Under the U.S. Constitution, both the Congress of the United States and the president have the responsibility for setting U.S. foreign policy. In general, the president shapes foreign policy with advice from the state department, the secretary of state, and a bunch of other national security officials in the executive branch. Congress approves the funding needed to carry out the foreign policy. The United States Senate has to approve by a two-thirds vote, any treaties with foreign governments that are negotiated by the president. Congress and the president don't always see eye to eye on foreign policy, but the president has the principal authority to create foreign policy. Both the Congress and the Courts defer to the president on matters of foreign policy, a position further solidified with the end of WWII in 1945.
If you stayed with me through Civics 101, then you are probably recognizing that unless Clinton, McCain, or Obama have previously served as president of the United States, none of them have any substantive foreign policy experience. Neither congressmen/women, nor the First Lady gets to make foreign policy decisions in our governmental structure. Condoleeza Rice has experience in the ins and outs of foreign policy, as do members of the Cabinet and the executive branch of government, but hey, Hillary, you don't. Drop the empty rhetoric about foreign policy experience and focus on the significant domestic and international issues that should be the focus of this campaign, not your imagined turn as Rambo.
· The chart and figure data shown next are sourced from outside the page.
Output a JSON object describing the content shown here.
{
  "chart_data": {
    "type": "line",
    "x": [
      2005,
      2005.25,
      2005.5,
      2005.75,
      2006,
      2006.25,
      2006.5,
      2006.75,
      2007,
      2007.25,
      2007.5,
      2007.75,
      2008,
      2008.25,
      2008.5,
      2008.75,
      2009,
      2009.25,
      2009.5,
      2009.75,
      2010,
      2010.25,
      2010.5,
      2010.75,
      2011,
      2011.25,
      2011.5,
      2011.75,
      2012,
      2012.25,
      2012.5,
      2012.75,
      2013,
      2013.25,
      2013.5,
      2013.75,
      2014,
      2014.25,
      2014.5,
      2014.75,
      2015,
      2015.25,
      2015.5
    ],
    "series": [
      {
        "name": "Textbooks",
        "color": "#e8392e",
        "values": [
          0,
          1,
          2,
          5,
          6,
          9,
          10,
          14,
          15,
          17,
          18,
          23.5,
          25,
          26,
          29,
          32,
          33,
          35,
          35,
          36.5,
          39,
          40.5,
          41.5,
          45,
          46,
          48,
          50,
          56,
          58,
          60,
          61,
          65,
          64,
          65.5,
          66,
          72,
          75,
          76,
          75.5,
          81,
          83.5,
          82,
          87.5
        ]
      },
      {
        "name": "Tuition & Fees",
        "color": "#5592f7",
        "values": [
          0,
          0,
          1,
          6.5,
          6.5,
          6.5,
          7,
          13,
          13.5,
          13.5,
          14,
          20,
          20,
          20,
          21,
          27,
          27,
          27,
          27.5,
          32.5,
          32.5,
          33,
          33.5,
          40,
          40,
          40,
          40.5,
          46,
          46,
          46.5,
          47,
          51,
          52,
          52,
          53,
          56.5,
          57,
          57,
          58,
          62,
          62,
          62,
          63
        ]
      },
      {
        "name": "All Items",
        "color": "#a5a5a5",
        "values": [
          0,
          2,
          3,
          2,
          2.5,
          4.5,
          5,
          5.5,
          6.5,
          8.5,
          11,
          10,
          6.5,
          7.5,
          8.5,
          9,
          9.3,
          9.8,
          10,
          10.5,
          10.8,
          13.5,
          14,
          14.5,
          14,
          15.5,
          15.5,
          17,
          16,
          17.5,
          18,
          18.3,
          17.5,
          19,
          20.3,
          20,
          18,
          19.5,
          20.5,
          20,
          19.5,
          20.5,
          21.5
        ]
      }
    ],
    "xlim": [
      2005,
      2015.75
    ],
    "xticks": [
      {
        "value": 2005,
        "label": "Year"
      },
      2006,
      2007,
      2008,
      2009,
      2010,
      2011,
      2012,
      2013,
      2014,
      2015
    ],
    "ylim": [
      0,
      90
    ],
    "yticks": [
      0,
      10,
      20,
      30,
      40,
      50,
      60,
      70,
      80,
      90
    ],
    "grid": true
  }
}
The beauty of the structure of our government is that no one enters the office of president as a solo act. All those cabinet members, all those secretaries of this and that, are there for a purpose--to advise the president, to present him/her with the information to make reasoned, well-thought out foreign policy decisions, if he or she chooses. Or he can declare himself to be the Decider and make the dumbest decisions ever, but that's another post.